Use of "input_ids,token_type_ids and lm_labels" in BERT Language model

I am trying to figure out what is happening when we try to train/fine-tune Lanuguage model like BERT.

Here is the sample code:

model = BertForMaskedLM.from_pretrained("bert-base-german-cased")
model.config.is_decoder = True

lm_loss, prediction_scores, *_ = model(input_ids = input_ids, token_type_ids= token_type_ids, lm_labels = lm_labels)

What happens under the hood?? now the tokeized
input_ids example: [4,5,6,7,8,9,10,11]

1.Lets say I pass the above to the model. Does it mean that thee loss is calculated only for last 4 values of the input_ids?
2.Does it mean network tries to learn that first 4 elements of input_ids are part of one sentence and other 4 is part of other sentence and it learns to predict the series?

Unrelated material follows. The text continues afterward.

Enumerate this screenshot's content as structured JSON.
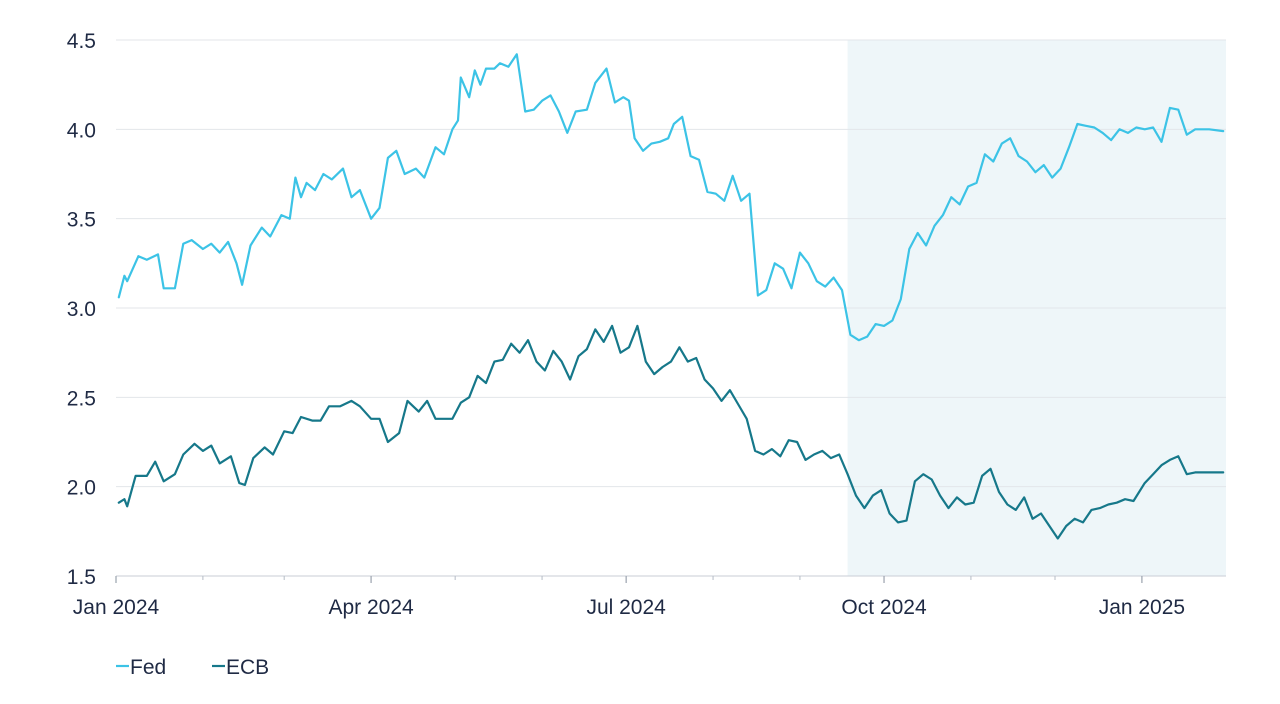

I have kept the example as simple as possible so that it is easy to answer in simple way.

Hi @vikasRajashekar,
I assume what you said lm_labels is labels, and -1 is -100. (see docs here)


The model tries to learn to predict the last 4 tokens from the context. The context is all input tokens, includes the last four tokens, even the last four tokens are masked or replaced tokens, they contribute correct position information to context. Any way, all input tokens will be used to predict the last four tokens.